A Definition of Non-Stationary Bandits
Yueyang Liu, Stanford University
2023-07-03 15:00:00 ~ 2023-07-03 16:30:00
Despite the subject of non-stationary bandit learning having attracted much recent attention, we have yet to identify a formal definition of non-stationarity that can consistently distinguish non-stationary bandits from stationary ones. Prior work has characterized non-stationary bandits as bandits for which the reward distribution changes over time. We demonstrate that this definition can ambiguously classify the same bandit as both stationary and non-stationary; this ambiguity arises in the existing definition's dependence on the latent sequence of reward distributions. In addition, the definition has given rise to two widely used notions of regret: the dynamic regret and the weak regret. These notions are not indicative of qualitative agent performance in some bandits that are intuitively nearly-stationary, i.e., non-stationary bandits that closely resemble stationary ones. In addition, this definition of non-stationary bandits has led to the design of agents that explore excessively. We introduce a formal definition of non-stationary bandits that resolves these issues.
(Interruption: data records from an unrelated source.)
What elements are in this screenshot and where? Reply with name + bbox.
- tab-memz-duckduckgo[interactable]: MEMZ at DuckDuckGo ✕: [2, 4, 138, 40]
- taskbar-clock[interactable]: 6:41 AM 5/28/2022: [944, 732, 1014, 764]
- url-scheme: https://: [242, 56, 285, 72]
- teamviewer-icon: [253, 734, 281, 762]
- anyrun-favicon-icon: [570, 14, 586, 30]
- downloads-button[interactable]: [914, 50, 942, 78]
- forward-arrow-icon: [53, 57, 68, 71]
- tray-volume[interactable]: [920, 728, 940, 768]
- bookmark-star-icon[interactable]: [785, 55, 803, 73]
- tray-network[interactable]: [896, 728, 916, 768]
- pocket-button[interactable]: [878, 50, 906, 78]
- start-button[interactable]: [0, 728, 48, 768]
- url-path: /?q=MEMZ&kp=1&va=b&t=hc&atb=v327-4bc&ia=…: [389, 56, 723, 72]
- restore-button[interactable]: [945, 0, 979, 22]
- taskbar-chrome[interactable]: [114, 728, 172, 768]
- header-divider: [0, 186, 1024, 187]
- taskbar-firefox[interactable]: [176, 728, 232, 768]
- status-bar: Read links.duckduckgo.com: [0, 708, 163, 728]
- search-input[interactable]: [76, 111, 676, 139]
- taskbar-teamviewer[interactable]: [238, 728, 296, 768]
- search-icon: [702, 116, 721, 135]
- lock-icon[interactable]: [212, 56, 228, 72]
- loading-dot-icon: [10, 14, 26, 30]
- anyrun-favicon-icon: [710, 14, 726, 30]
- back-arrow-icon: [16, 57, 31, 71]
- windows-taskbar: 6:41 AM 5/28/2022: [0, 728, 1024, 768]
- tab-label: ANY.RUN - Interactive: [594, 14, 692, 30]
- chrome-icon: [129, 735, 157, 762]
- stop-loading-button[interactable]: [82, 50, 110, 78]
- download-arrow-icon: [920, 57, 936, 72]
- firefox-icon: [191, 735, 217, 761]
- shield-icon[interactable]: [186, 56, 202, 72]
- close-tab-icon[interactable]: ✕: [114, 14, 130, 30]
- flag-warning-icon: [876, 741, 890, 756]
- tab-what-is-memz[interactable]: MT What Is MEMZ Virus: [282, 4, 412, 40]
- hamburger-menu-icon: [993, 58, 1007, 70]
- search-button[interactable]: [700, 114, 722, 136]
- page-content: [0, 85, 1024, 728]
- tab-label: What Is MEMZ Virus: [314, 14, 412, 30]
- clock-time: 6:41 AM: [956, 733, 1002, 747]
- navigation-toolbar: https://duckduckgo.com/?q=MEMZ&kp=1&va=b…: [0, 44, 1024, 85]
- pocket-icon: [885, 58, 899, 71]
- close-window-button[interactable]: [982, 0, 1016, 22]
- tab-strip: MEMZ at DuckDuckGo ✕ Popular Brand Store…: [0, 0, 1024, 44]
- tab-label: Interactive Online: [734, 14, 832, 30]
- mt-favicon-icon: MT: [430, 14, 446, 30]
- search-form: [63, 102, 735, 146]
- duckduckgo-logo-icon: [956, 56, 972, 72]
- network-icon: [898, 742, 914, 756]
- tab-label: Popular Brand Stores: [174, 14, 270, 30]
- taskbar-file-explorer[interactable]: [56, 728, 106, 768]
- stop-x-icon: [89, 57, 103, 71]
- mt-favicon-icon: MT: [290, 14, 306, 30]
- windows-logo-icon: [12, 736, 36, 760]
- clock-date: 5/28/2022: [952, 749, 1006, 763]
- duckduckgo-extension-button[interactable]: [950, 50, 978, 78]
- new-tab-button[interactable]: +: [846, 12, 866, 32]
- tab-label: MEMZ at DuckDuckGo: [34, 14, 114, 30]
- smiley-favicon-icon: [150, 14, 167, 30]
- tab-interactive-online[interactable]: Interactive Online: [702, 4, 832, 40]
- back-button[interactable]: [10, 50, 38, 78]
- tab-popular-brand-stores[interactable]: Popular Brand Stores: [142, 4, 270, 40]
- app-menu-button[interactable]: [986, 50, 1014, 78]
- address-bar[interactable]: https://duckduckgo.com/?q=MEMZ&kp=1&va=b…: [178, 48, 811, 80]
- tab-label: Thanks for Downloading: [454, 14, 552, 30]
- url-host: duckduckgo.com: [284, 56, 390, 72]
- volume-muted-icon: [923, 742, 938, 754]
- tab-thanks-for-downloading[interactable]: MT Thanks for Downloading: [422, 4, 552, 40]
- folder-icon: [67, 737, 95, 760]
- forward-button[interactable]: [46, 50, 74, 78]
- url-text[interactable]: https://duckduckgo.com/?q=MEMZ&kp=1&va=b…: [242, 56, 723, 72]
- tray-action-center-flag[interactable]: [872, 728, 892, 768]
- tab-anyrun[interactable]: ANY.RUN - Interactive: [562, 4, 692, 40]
In addition, for two bandits that provide agents with indistinguishable experiences, our definition classifies them as both stationary or both non-stationary. Our definition also applies seamlessly to both the Bayesian and the frequentist formulations of bandits, providing a unified approach.
Yueyang Liu is a fifth-year PhD candidate at Stanford University, where she is part of the Operations Research group in the Department of Management Science and Engineering. Her interest lies in continual learning. She is advised by Benjamin Van Roy and Kuang Xu.